Q. Do you normally consider propagating dust XP hazards in connections of less than four inches in diameter a credible event?
A. Yes, there have been studies shown that you can propagate an explosion in a piece of ductwork that’s less than four inches. There are modeling simulations that can be done to evaluate a specific composition of a material and a specific diameter pipe. You can propagate through a four-inch diameter pipe, which is why they have taken that exclusion out of the newest 654 and 652 standards. With the four-inch duct, it’s truly less likely that you will propagate but there are certain materials that can propagate in that size ductwork.
Q. What kind of source do you recommend to find valuable Minimum Ignition Energy (MIE) of different substances?
A. There are some MIE values in NFPA 68 I believe, which is the explosion design of deflagration vents standard NFPA 68. There’s also the European website www.gestis-en.itrust.de and they also provide MIE data. The only thing I would caution is that you make sure that you have the particle size and the moisture content and then add the composition of those materials if you want to apply those directly to your processes.
Q. What does hazard analysis really consist of, especially when it comes to metals?
A. It’s not very specific, it just says that you need to do one. If I were operating that process, I would fall back on the guidance in 654 and 652 and do a comprehensive PHA. These don’t need to be extremely long. Doing a comprehensive PHA doesn’t mean it needs to take a week. It will depend on the size of the operation. I’ve done some in as short a time as four hours, and some take up to three days. Metal facilities don’t tend to have a huge amount of unit operations, so they don’t have to take an extreme amount of time, but you just want to make sure that you have looked at the different unit operations that you are involved in. Metals usually have dust collection, material separators, and all that, so guidance in metal standards are not really there.

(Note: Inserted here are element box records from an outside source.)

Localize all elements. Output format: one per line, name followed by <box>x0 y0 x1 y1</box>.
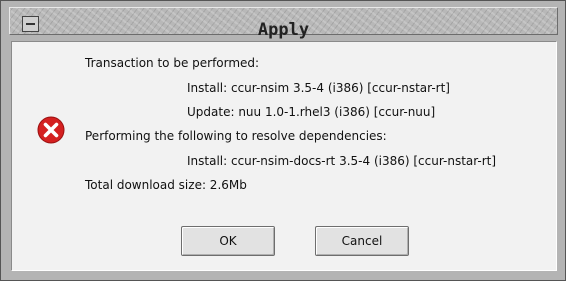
dependencies-heading: Performing the following to resolve depe… <box>85 129 387 143</box>
download-size: Total download size: 2.6Mb <box>85 178 247 192</box>
dialog-title: Apply <box>257 20 310 40</box>
error-icon <box>37 116 65 144</box>
dependency-install-line: Install: ccur-nsim-docs-rt 3.5-4 (i386) … <box>187 154 497 168</box>
transaction-heading: Transaction to be performed: <box>85 56 260 70</box>
cancel-button[interactable]: Cancel <box>315 226 409 256</box>
install-line: Install: ccur-nsim 3.5-4 (i386) [ccur-ns… <box>187 81 450 95</box>
update-line: Update: nuu 1.0-1.rhel3 (i386) [ccur-nuu… <box>187 105 436 119</box>
title-bar[interactable]: Apply <box>9 7 558 39</box>
ok-button[interactable]: OK <box>181 226 275 256</box>
apply-dialog: Apply Transaction to be performed: Insta… <box>0 0 566 281</box>
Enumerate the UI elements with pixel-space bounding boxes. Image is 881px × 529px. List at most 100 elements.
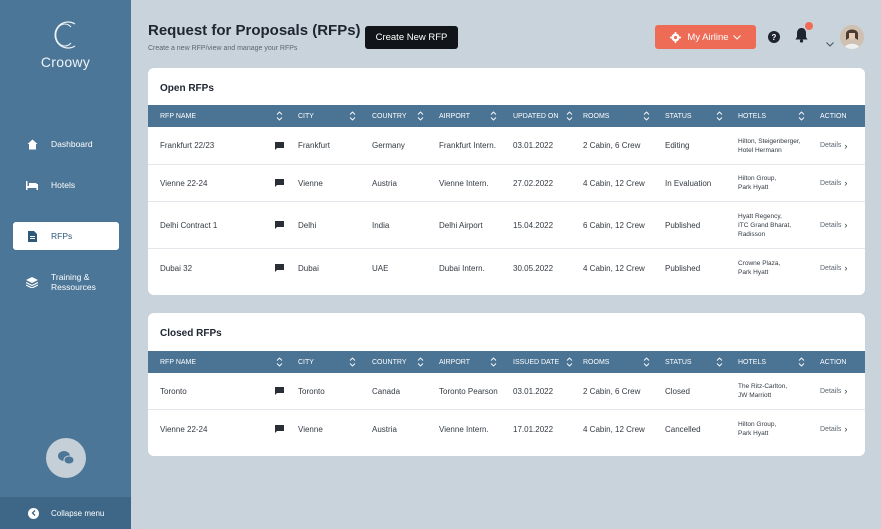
sort-icon[interactable] [716, 356, 723, 368]
sidebar-item-label: Training & Ressources [51, 272, 96, 292]
col-action: ACTION [820, 358, 847, 366]
chevron-right-icon: › [844, 178, 848, 188]
rooms: 4 Cabin, 12 Crew [583, 263, 645, 273]
details-link[interactable]: Details › [820, 165, 847, 201]
table-row[interactable]: Vienne 22-24 Vienne Austria Vienne Inter… [148, 165, 865, 202]
sidebar: Croowy Dashboard Hotels RFPs Training & … [0, 0, 131, 529]
sidebar-item-label: Hotels [51, 180, 76, 190]
brand-logo[interactable]: Croowy [0, 18, 131, 70]
sort-icon[interactable] [490, 356, 497, 368]
sort-icon[interactable] [349, 356, 356, 368]
comment-icon[interactable] [275, 165, 284, 201]
page-title: Request for Proposals (RFPs) [148, 22, 361, 39]
col-rfp-name: RFP NAME [160, 358, 197, 366]
city: Vienne [298, 178, 323, 188]
chevron-right-icon: › [844, 140, 848, 151]
chat-button[interactable] [46, 438, 86, 478]
country: Germany [372, 141, 405, 150]
airport: Delhi Airport [439, 220, 483, 230]
col-hotels: HOTELS [738, 358, 767, 366]
comment-icon[interactable] [275, 202, 284, 248]
details-link[interactable]: Details › [820, 202, 847, 248]
closed-rfps-header-row: RFP NAME CITY COUNTRY AIRPORT ISSUED DAT… [148, 351, 865, 373]
hotels: Hilton Group, Park Hyatt [738, 410, 776, 448]
hotel-line: Crowne Plaza, [738, 260, 781, 267]
col-rooms: ROOMS [583, 112, 610, 120]
closed-rfps-title: Closed RFPs [160, 328, 222, 339]
rfp-name: Vienne 22-24 [160, 178, 208, 188]
sidebar-item-dashboard[interactable]: Dashboard [13, 130, 119, 158]
country: Austria [372, 424, 397, 434]
sort-icon[interactable] [798, 356, 805, 368]
col-status: STATUS [665, 112, 692, 120]
sort-icon[interactable] [643, 356, 650, 368]
col-airport: AIRPORT [439, 358, 470, 366]
updated-on: 27.02.2022 [513, 178, 554, 188]
hotels: Hilton, Steigenberger, Hotel Hermann [738, 127, 801, 164]
my-airline-button[interactable]: My Airline [655, 25, 756, 49]
comment-icon[interactable] [275, 127, 284, 164]
sort-icon[interactable] [490, 110, 497, 122]
sort-icon[interactable] [716, 110, 723, 122]
col-country: COUNTRY [372, 112, 407, 120]
sort-icon[interactable] [798, 110, 805, 122]
details-link[interactable]: Details › [820, 410, 847, 448]
col-rfp-name: RFP NAME [160, 112, 197, 120]
avatar[interactable] [840, 25, 864, 49]
sidebar-item-rfps[interactable]: RFPs [13, 222, 119, 250]
details-label: Details [820, 221, 842, 229]
hotel-line: Hilton Group, [738, 421, 777, 428]
sidebar-item-training[interactable]: Training & Ressources [13, 268, 119, 296]
comment-icon[interactable] [275, 410, 284, 448]
chevron-right-icon: › [844, 424, 848, 434]
sidebar-item-hotels[interactable]: Hotels [13, 171, 119, 199]
closed-rfps-card: Closed RFPs RFP NAME CITY COUNTRY AIRPOR… [148, 313, 865, 456]
details-link[interactable]: Details › [820, 127, 847, 164]
collapse-menu-button[interactable]: Collapse menu [0, 497, 131, 529]
sort-icon[interactable] [417, 110, 424, 122]
rfp-name: Frankfurt 22/23 [160, 141, 215, 150]
details-link[interactable]: Details › [820, 249, 847, 287]
notification-badge [805, 22, 813, 30]
sidebar-item-label-line1: Training & [51, 272, 90, 282]
sort-icon[interactable] [643, 110, 650, 122]
bell-icon[interactable] [795, 27, 808, 48]
hotels: The Ritz-Carlton, JW Marriott [738, 373, 787, 409]
sort-icon[interactable] [566, 356, 573, 368]
table-row[interactable]: Dubai 32 Dubai UAE Dubai Intern. 30.05.2… [148, 249, 865, 287]
rooms: 4 Cabin, 12 Crew [583, 424, 645, 434]
hotel-line: Radisson [738, 230, 766, 238]
help-icon[interactable]: ? [768, 31, 780, 43]
table-row[interactable]: Frankfurt 22/23 Frankfurt Germany Frankf… [148, 127, 865, 165]
sort-icon[interactable] [349, 110, 356, 122]
table-row[interactable]: Delhi Contract 1 Delhi India Delhi Airpo… [148, 202, 865, 249]
sidebar-item-label: Dashboard [51, 139, 93, 149]
comment-icon[interactable] [275, 373, 284, 409]
collapse-menu-label: Collapse menu [51, 508, 105, 518]
sort-icon[interactable] [276, 356, 283, 368]
col-airport: AIRPORT [439, 112, 470, 120]
table-row[interactable]: Vienne 22-24 Vienne Austria Vienne Inter… [148, 410, 865, 448]
details-label: Details [820, 387, 842, 395]
rooms: 6 Cabin, 12 Crew [583, 220, 645, 230]
chevron-right-icon: › [844, 263, 848, 273]
hotel-line: Hyatt Regency, [738, 212, 782, 220]
status: Published [665, 220, 701, 230]
details-link[interactable]: Details › [820, 373, 847, 409]
status: Cancelled [665, 424, 701, 434]
chevron-down-icon[interactable] [826, 34, 834, 52]
comment-icon[interactable] [275, 249, 284, 287]
airport: Dubai Intern. [439, 263, 485, 273]
hotel-line: Hilton, Steigenberger, [738, 137, 801, 145]
chevron-right-icon: › [844, 220, 848, 230]
country: India [372, 220, 390, 230]
sort-icon[interactable] [566, 110, 573, 122]
updated-on: 03.01.2022 [513, 141, 554, 150]
create-rfp-button[interactable]: Create New RFP [365, 26, 458, 49]
country: UAE [372, 263, 389, 273]
col-country: COUNTRY [372, 358, 407, 366]
sort-icon[interactable] [276, 110, 283, 122]
sidebar-item-label: RFPs [51, 231, 73, 241]
sort-icon[interactable] [417, 356, 424, 368]
table-row[interactable]: Toronto Toronto Canada Toronto Pearson 0… [148, 373, 865, 410]
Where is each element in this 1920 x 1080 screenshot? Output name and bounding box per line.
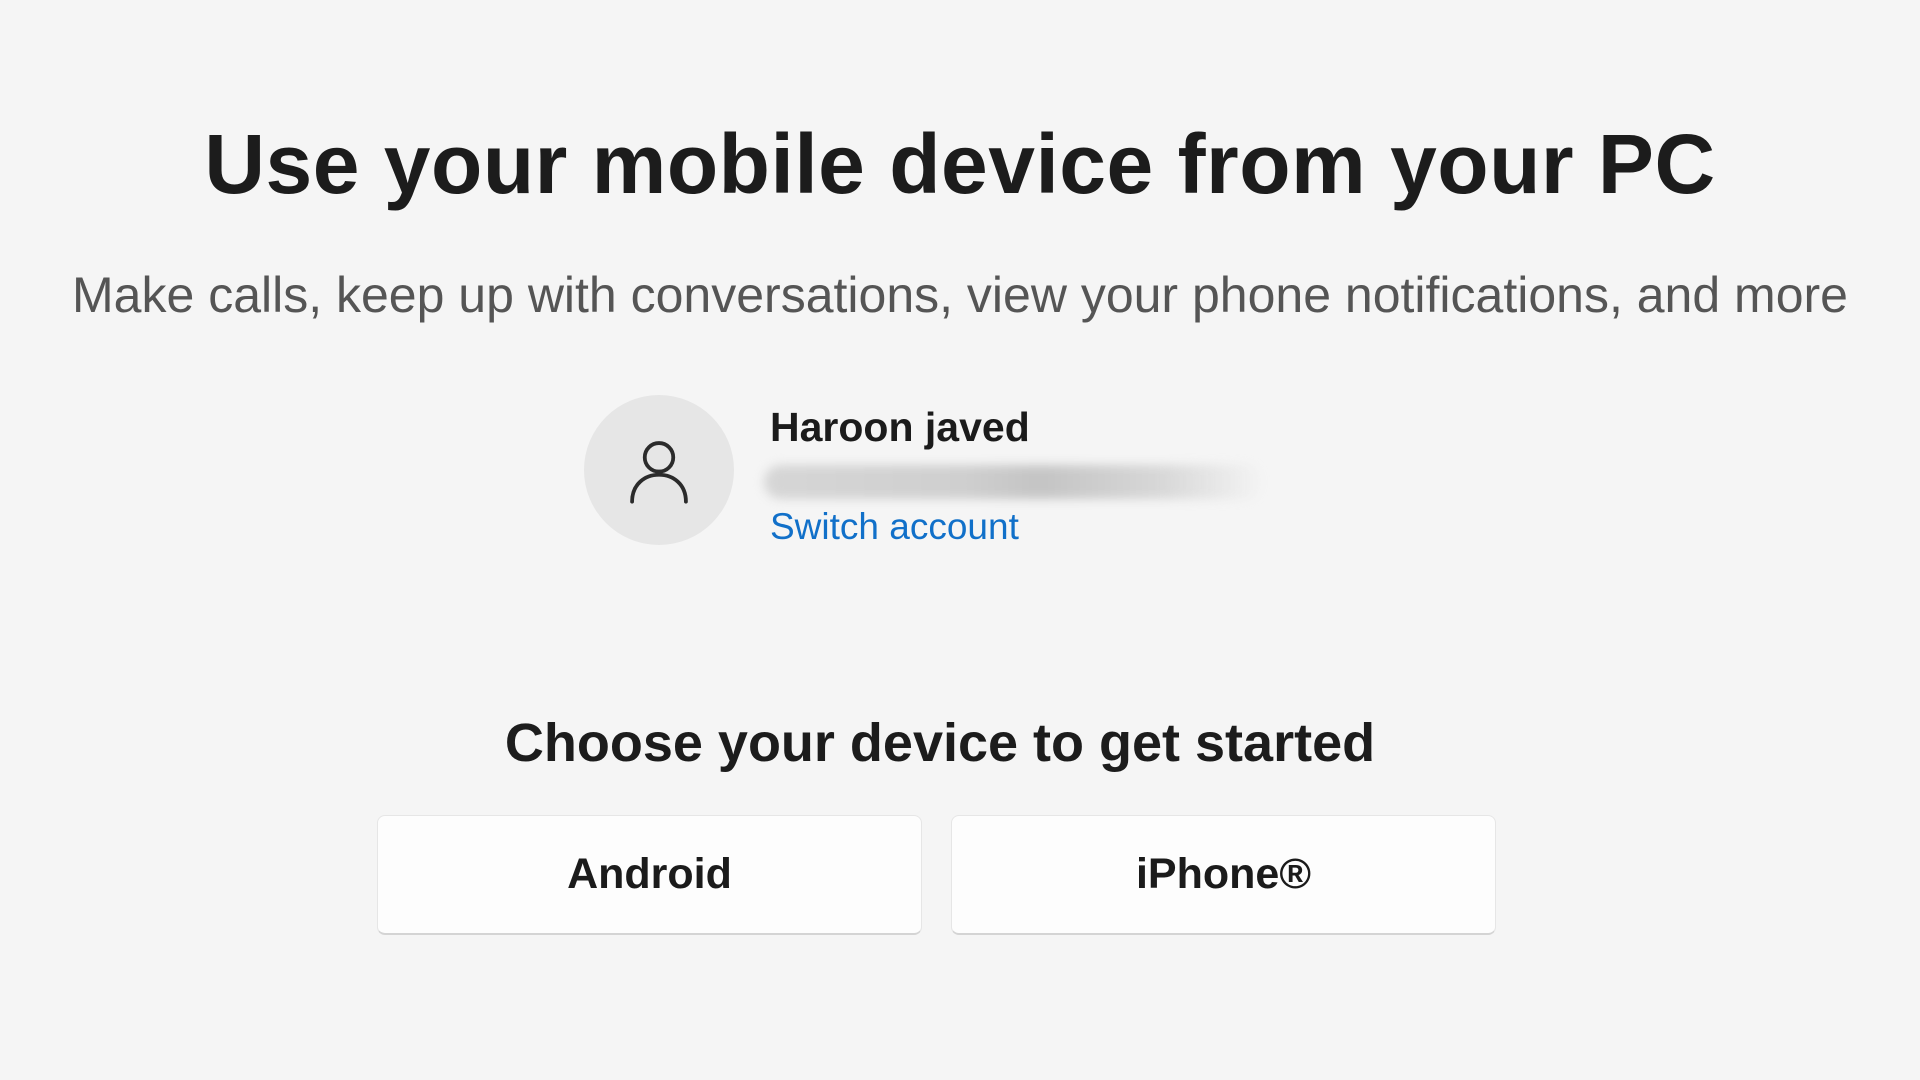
avatar: [584, 395, 734, 545]
account-name: Haroon javed: [770, 404, 1030, 450]
switch-account-link[interactable]: Switch account: [770, 503, 1019, 551]
iphone-button[interactable]: iPhone®: [951, 815, 1496, 935]
account-email-redacted: [764, 465, 1264, 499]
choose-device-heading: Choose your device to get started: [504, 713, 1376, 773]
person-icon: [630, 441, 688, 504]
page-subtitle: Make calls, keep up with conversations, …: [72, 267, 1848, 323]
page-title: Use your mobile device from your PC: [204, 117, 1716, 211]
account-card: Haroon javed Switch account: [584, 395, 1344, 555]
android-button[interactable]: Android: [377, 815, 922, 935]
phone-link-setup-page: Use your mobile device from your PC Make…: [0, 0, 1920, 1080]
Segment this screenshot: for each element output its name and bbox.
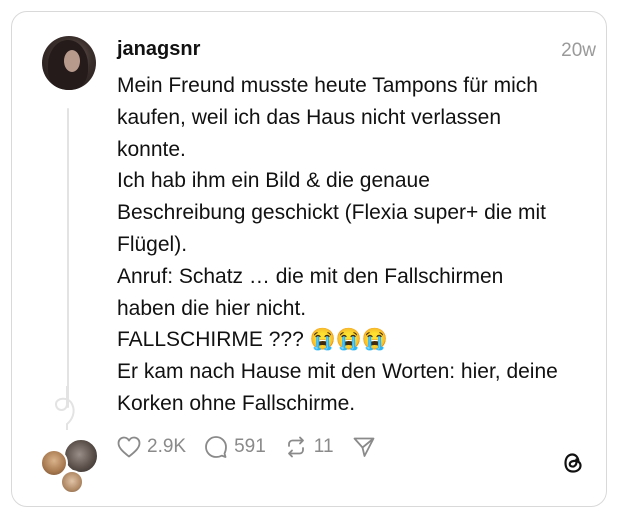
username[interactable]: janagsnr [117, 38, 200, 61]
thread-loop-icon [54, 386, 75, 430]
repost-icon [287, 436, 304, 458]
like-count: 2.9K [147, 436, 187, 457]
share-button[interactable] [352, 435, 376, 459]
action-bar: 2.9K 591 11 [117, 434, 394, 460]
reply-avatar[interactable] [60, 470, 84, 494]
like-button[interactable]: 2.9K [117, 436, 186, 458]
repost-count: 11 [313, 436, 334, 457]
author-avatar[interactable] [42, 36, 96, 90]
post-text: Mein Freund musste heute Tampons für mic… [117, 74, 558, 415]
send-icon [353, 437, 374, 457]
thread-line [67, 108, 69, 408]
reply-count: 591 [234, 436, 266, 457]
reply-avatar[interactable] [63, 438, 99, 474]
speech-bubble-icon [205, 436, 227, 458]
threads-logo-icon[interactable] [561, 450, 585, 476]
repost-button[interactable]: 11 [284, 435, 334, 459]
post-time[interactable]: 20w [561, 40, 596, 62]
reply-button[interactable]: 591 [204, 435, 266, 459]
heart-icon [117, 436, 141, 458]
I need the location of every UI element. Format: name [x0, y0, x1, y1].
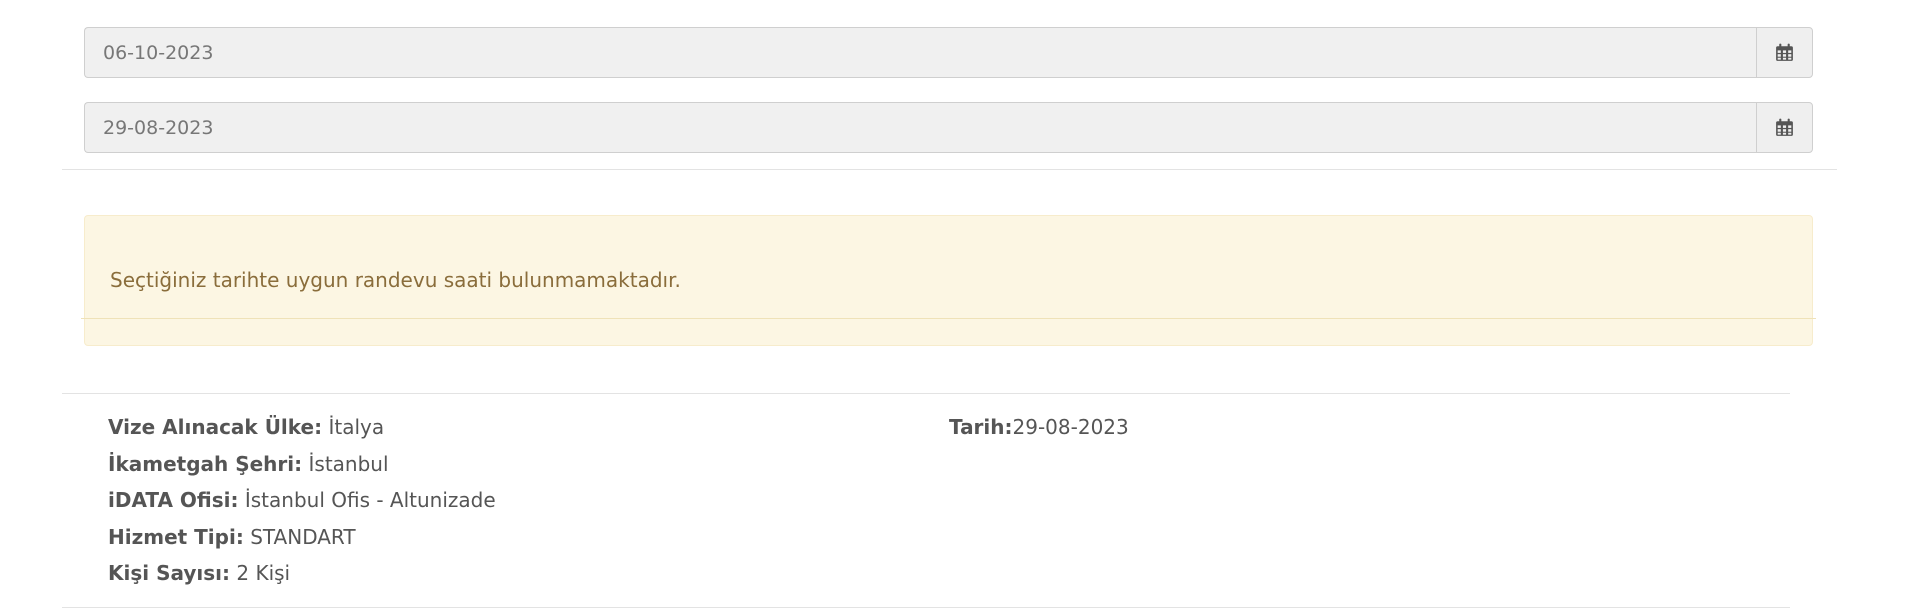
selected-date-input[interactable] — [84, 102, 1756, 153]
divider — [62, 607, 1790, 608]
summary-label: Vize Alınacak Ülke: — [108, 415, 323, 439]
summary-label: iDATA Ofisi: — [108, 488, 239, 512]
selected-date-calendar-button[interactable] — [1756, 102, 1813, 153]
divider — [62, 393, 1790, 394]
summary-value: İstanbul Ofis - Altunizade — [238, 488, 496, 512]
divider — [62, 169, 1837, 170]
start-date-calendar-button[interactable] — [1756, 27, 1813, 78]
appointment-page: Seçtiğiniz tarihte uygun randevu saati b… — [0, 0, 1912, 613]
summary-value: İtalya — [322, 415, 385, 439]
summary-persons: Kişi Sayısı: 2 Kişi — [108, 557, 496, 594]
appointment-summary: Vize Alınacak Ülke: İtalya İkametgah Şeh… — [108, 411, 496, 594]
no-slots-alert: Seçtiğiniz tarihte uygun randevu saati b… — [81, 215, 1816, 346]
calendar-icon — [1776, 118, 1793, 136]
summary-value: 2 Kişi — [230, 561, 291, 585]
summary-country: Vize Alınacak Ülke: İtalya — [108, 411, 496, 448]
alert-divider — [81, 318, 1816, 319]
summary-date: Tarih:29-08-2023 — [949, 411, 1129, 448]
alert-message: Seçtiğiniz tarihte uygun randevu saati b… — [110, 268, 681, 292]
summary-value: İstanbul — [302, 451, 389, 476]
summary-label: Hizmet Tipi: — [108, 524, 244, 549]
summary-label: İkametgah Şehri: — [108, 451, 303, 476]
selected-date-group — [84, 102, 1813, 153]
summary-value: STANDART — [243, 524, 356, 549]
summary-value: 29-08-2023 — [1012, 415, 1129, 439]
summary-office: iDATA Ofisi: İstanbul Ofis - Altunizade — [108, 484, 496, 521]
summary-label: Tarih: — [949, 415, 1013, 439]
summary-label: Kişi Sayısı: — [108, 561, 231, 585]
summary-city: İkametgah Şehri: İstanbul — [108, 448, 496, 485]
summary-service: Hizmet Tipi: STANDART — [108, 521, 496, 558]
appointment-date-summary: Tarih:29-08-2023 — [949, 411, 1129, 448]
start-date-input[interactable] — [84, 27, 1756, 78]
start-date-group — [84, 27, 1813, 78]
calendar-icon — [1776, 43, 1793, 61]
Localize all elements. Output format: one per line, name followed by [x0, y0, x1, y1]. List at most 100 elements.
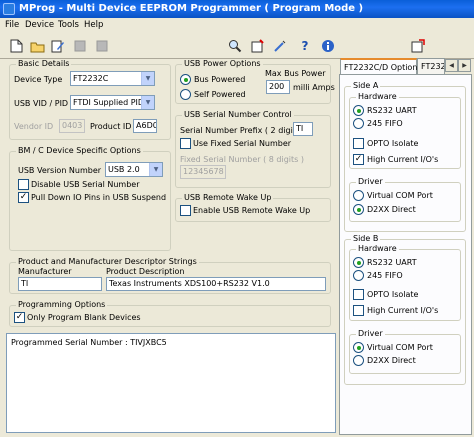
vendor-id-label: Vendor ID — [14, 122, 54, 131]
side-b-uart-radio[interactable] — [353, 257, 364, 268]
pulldown-label: Pull Down IO Pins in USB Suspend — [31, 193, 167, 202]
side-a-vcp-label: Virtual COM Port — [367, 191, 433, 200]
product-description-input[interactable]: Texas Instruments XDS100+RS232 V1.0 — [106, 277, 326, 291]
help-icon[interactable]: ? — [295, 36, 315, 56]
chevron-left-icon[interactable]: ◀ — [445, 59, 458, 72]
menu-file[interactable]: File — [5, 20, 19, 30]
manufacturer-label: Manufacturer — [18, 267, 72, 276]
side-a-fifo-label: 245 FIFO — [367, 119, 403, 128]
chevron-down-icon: ▼ — [149, 163, 162, 176]
manufacturer-input[interactable]: TI — [18, 277, 102, 291]
bm-options-title: BM / C Device Specific Options — [16, 146, 143, 155]
app-icon — [3, 3, 15, 15]
exit-icon[interactable] — [408, 36, 428, 56]
pulldown-checkbox[interactable]: ✓ — [18, 192, 29, 203]
chevron-down-icon: ▼ — [141, 72, 154, 85]
side-b-opto-label: OPTO Isolate — [367, 290, 419, 299]
tab-ft2232-options[interactable]: FT2232C/D Options — [340, 58, 422, 75]
side-a-opto-label: OPTO Isolate — [367, 139, 419, 148]
product-id-label: Product ID — [90, 122, 132, 131]
disable-serial-label: Disable USB Serial Number — [31, 180, 140, 189]
vidpid-select[interactable]: FTDI Supplied PID ▼ — [70, 95, 155, 110]
menu-device[interactable]: Device — [25, 20, 54, 30]
side-b-high-current-checkbox[interactable] — [353, 305, 364, 316]
chevron-down-icon: ▼ — [141, 96, 154, 109]
side-b-vcp-radio[interactable] — [353, 342, 364, 353]
bus-powered-label: Bus Powered — [194, 75, 246, 84]
side-b-d2xx-label: D2XX Direct — [367, 356, 416, 365]
side-a-high-current-checkbox[interactable]: ✓ — [353, 154, 364, 165]
programming-options-title: Programming Options — [16, 300, 108, 309]
side-a-driver-title: Driver — [356, 177, 385, 186]
program-icon[interactable] — [248, 36, 268, 56]
title-bar: MProg - Multi Device EEPROM Programmer (… — [0, 0, 474, 18]
menu-bar: File Device Tools Help — [0, 18, 474, 33]
side-a-opto-checkbox[interactable] — [353, 138, 364, 149]
vendor-id-input[interactable]: 0403 — [59, 119, 85, 133]
only-blank-label: Only Program Blank Devices — [27, 313, 141, 322]
disabled-icon[interactable] — [70, 36, 90, 56]
max-bus-power-input[interactable]: 200 — [266, 80, 290, 94]
serial-prefix-input[interactable]: TI — [293, 122, 313, 136]
side-b-opto-checkbox[interactable] — [353, 289, 364, 300]
usb-version-label: USB Version Number — [18, 166, 102, 175]
side-a-d2xx-radio[interactable] — [353, 204, 364, 215]
tab-body: Side A Hardware RS232 UART 245 FIFO OPTO… — [339, 74, 472, 435]
chevron-right-icon[interactable]: ▶ — [458, 59, 471, 72]
use-fixed-serial-checkbox[interactable] — [180, 138, 191, 149]
open-folder-icon[interactable] — [27, 36, 47, 56]
edit-icon[interactable] — [48, 36, 68, 56]
side-b-uart-label: RS232 UART — [367, 258, 417, 267]
device-type-value: FT2232C — [73, 74, 109, 83]
product-id-input[interactable]: A6D0 — [133, 119, 157, 133]
device-type-label: Device Type — [14, 75, 63, 84]
product-description-label: Product Description — [106, 267, 185, 276]
side-a-vcp-radio[interactable] — [353, 190, 364, 201]
basic-details-title: Basic Details — [16, 59, 72, 68]
only-blank-checkbox[interactable]: ✓ — [14, 312, 25, 323]
tab-ft232[interactable]: FT232 — [417, 58, 445, 74]
side-b-fifo-radio[interactable] — [353, 270, 364, 281]
toolbar: ? — [0, 33, 474, 59]
usb-version-select[interactable]: USB 2.0 ▼ — [105, 162, 163, 177]
self-powered-radio[interactable] — [180, 89, 191, 100]
side-b-driver-group: Driver — [349, 329, 461, 374]
serial-prefix-label: Serial Number Prefix ( 2 digits ) — [180, 126, 306, 135]
usb-version-value: USB 2.0 — [108, 165, 140, 174]
remote-wake-title: USB Remote Wake Up — [182, 193, 274, 202]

Q. Does the burn rate test for chloral flame initiate the test, and can other heating mediums be used?
A. Not for a burn rate test but for other tests we do have something called a hot surface ignitor which we just subject to temperature. There are other tests that can address different ignition sources from a temperature and flame perspective, but the burn rate is specific to that torch.
Q. Do sites need to implement the management system of climate in chapter 9 if they have identified a combustible dust hazard? Or is there an exemption from implementing these elements?
A. There’s not an exemption that I am aware of. If you have combustible dust, then the management systems need to come into play and need to be implemented. Most likely you have many of them – operating procedures, training, contractor management – they are not a new science. They’ve been around a long time and I would suspect that you have a lot of them in place, maybe just not in an organized way.
Q. Fire protection is not necessarily required within the equipment, correct?
A. That’s a tough one, I was looking for that myself earlier today. I don’t think that it’s specifically called out, I think it’s more for external to the equipment.
Q. Does NFPA 652 have any specific experience training requirements that DHA personnel must meet to be considered qualified?
A. No. I think it’s similar to the question that was asked earlier about DHA qualification requirements for leaders: there isn’t anything there. I think anyone who has Process Hazard Analysis training would be able to manage a dust hazard analysis.
Q. Can you please provide a specific NFPA standard on static electricity, explosion protection systems, and deflagration vent sizing?
A. Static electricity is NFPA 77, explosion protection systems are NFPA 69, and deflagration vent sizing is NFPA 68.